What happens to me in Barsana is peculiar. Perhaps because of the personal significance of the journey, and how charged the moment is for me, my memory presents me with a bag of tricks. There are certain images I retain vividly. There are certain things that have gon
e blank – and for the life of me, I cannot summon up any details. To top that, there are no notes for Barsana. I was so sure that the details were indelible in my head I took no notes (a callous decision undoubtedly).

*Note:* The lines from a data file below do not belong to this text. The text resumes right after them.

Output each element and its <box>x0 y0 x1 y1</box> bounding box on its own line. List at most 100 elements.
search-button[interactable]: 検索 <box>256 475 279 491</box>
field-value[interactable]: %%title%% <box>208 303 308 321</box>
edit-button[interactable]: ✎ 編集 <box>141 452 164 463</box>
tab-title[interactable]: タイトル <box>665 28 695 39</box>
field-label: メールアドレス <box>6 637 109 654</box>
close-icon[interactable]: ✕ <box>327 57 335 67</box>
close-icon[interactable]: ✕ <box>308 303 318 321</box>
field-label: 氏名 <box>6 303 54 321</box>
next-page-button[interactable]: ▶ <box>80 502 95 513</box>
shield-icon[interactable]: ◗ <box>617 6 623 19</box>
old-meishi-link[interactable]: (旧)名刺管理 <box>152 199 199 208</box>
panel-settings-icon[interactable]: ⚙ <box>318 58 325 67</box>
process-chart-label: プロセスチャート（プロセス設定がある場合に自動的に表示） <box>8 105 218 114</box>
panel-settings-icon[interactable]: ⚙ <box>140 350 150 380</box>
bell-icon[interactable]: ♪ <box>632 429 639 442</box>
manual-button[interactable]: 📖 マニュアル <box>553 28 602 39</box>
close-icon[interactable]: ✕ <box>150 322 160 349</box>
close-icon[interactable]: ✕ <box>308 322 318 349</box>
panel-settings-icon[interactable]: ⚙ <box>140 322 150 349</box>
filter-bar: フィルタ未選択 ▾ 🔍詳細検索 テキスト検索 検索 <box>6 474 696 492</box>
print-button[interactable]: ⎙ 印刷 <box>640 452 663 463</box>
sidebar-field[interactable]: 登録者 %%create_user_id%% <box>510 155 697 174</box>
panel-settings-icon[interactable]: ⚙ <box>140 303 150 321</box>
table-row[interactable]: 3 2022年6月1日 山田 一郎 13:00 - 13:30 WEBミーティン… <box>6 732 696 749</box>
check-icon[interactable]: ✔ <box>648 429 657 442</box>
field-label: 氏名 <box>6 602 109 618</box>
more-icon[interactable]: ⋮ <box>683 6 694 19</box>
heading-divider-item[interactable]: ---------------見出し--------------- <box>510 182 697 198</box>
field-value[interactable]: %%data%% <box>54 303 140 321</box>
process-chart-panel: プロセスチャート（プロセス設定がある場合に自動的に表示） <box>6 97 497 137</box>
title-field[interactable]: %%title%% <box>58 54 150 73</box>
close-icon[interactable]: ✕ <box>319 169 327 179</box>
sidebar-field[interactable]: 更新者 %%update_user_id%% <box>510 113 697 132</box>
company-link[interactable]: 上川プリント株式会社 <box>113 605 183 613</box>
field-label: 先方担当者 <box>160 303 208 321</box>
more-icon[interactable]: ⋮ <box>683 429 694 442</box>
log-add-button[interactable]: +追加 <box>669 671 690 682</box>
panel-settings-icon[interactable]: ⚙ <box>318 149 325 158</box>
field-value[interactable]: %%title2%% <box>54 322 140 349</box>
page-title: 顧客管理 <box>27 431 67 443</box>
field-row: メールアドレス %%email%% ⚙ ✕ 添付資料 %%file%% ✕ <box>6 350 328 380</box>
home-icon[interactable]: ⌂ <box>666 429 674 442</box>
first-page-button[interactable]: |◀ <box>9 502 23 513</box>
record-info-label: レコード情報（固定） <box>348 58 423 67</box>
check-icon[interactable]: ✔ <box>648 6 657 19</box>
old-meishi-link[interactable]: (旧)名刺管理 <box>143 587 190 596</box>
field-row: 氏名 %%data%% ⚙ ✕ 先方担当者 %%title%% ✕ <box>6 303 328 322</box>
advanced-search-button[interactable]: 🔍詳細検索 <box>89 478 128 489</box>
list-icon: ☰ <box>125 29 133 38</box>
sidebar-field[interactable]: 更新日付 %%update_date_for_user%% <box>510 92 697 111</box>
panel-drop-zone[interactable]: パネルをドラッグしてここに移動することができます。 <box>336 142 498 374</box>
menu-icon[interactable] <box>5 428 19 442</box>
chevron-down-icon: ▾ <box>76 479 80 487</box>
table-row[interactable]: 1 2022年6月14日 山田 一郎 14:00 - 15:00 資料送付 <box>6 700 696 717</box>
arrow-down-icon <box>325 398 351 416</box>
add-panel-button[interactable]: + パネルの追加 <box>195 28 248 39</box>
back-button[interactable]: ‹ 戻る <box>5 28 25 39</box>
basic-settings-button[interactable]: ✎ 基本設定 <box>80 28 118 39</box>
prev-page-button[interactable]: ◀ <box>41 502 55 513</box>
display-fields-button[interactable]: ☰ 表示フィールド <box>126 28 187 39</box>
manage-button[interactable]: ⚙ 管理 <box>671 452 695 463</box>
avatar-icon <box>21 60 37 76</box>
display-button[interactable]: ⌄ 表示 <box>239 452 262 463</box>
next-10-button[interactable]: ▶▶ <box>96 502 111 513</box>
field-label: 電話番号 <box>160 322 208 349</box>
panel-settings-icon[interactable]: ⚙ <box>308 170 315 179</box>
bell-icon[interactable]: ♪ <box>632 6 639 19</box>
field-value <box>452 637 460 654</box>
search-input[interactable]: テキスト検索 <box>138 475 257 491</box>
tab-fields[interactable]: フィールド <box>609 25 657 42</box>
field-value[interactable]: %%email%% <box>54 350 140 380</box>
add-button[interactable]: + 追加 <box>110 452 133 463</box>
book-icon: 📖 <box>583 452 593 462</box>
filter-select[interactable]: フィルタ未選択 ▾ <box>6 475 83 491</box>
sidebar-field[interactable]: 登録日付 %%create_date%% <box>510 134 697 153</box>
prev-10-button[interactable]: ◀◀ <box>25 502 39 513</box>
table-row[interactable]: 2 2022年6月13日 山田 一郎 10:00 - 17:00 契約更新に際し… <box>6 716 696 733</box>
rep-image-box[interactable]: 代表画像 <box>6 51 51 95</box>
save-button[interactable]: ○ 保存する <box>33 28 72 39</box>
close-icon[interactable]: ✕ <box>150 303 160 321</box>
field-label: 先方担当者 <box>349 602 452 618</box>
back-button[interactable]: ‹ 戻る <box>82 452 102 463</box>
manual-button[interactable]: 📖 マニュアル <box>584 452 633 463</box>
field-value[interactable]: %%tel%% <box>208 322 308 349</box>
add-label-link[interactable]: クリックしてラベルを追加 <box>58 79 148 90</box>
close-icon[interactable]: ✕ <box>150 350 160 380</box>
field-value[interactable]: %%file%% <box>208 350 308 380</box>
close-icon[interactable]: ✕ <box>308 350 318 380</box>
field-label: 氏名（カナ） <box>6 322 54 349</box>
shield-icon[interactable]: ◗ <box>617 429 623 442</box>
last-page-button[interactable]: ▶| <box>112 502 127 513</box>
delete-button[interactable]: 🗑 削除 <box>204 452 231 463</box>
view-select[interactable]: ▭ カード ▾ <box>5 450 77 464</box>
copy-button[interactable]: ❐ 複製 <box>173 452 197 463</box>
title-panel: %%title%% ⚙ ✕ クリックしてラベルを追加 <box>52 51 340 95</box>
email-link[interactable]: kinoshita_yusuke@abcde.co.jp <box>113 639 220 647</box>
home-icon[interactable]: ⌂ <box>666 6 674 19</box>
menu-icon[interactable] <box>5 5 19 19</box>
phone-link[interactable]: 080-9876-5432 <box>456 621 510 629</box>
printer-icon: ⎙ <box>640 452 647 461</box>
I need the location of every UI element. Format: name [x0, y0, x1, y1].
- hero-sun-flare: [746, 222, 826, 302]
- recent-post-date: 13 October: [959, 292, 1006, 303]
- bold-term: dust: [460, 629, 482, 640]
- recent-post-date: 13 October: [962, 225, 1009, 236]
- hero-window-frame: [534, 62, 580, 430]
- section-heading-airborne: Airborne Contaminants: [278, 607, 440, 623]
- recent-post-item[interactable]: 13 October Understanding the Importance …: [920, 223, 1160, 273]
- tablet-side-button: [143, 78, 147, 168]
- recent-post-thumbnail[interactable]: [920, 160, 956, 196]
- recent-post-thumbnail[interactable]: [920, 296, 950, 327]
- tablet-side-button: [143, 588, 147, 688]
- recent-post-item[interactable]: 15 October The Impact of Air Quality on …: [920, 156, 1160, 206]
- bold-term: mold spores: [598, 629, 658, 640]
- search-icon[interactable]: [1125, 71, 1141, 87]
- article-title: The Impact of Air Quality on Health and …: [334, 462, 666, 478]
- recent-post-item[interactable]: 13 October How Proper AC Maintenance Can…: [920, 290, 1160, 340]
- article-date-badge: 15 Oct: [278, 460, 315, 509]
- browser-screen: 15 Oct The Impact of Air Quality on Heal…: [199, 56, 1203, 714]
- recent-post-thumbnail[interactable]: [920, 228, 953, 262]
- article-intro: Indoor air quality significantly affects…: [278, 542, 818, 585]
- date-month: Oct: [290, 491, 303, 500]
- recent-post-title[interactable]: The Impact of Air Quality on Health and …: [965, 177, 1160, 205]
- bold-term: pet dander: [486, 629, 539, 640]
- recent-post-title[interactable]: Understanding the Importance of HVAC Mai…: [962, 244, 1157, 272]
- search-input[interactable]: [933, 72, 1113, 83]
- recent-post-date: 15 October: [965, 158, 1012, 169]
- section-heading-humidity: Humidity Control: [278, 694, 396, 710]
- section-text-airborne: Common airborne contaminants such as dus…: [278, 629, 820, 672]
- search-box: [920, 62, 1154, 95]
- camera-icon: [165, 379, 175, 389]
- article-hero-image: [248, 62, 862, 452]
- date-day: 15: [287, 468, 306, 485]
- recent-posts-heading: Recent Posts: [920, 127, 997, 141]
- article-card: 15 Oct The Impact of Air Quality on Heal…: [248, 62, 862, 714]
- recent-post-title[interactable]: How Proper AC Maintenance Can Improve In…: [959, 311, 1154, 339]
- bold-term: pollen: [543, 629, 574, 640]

So I shall tell you in the order I remember. There is a cloistered little town area; a busy mixed lot of Hindus and Muslims; shops
on carts that sell fruits and jalebis; a green mosque in the corner; massive garbage dumps. From there, we go uphill to the prettier part of the town, where a beautiful haveli stands, though it is deserted and unkempt. The Radharani temple is at the top of the hill. The way up has steps hewn into the rock face, on either side of which are small traditionally designed houses that are intended to go uphill as well. These are painted in bright colours: pinks, greens, creams and blues. On the stairway, people coming down greet others with ‘Radhe-Radhe’.
And then, truth be told, I have nothing. No recollection of the temple, the idol, the others who must have been present.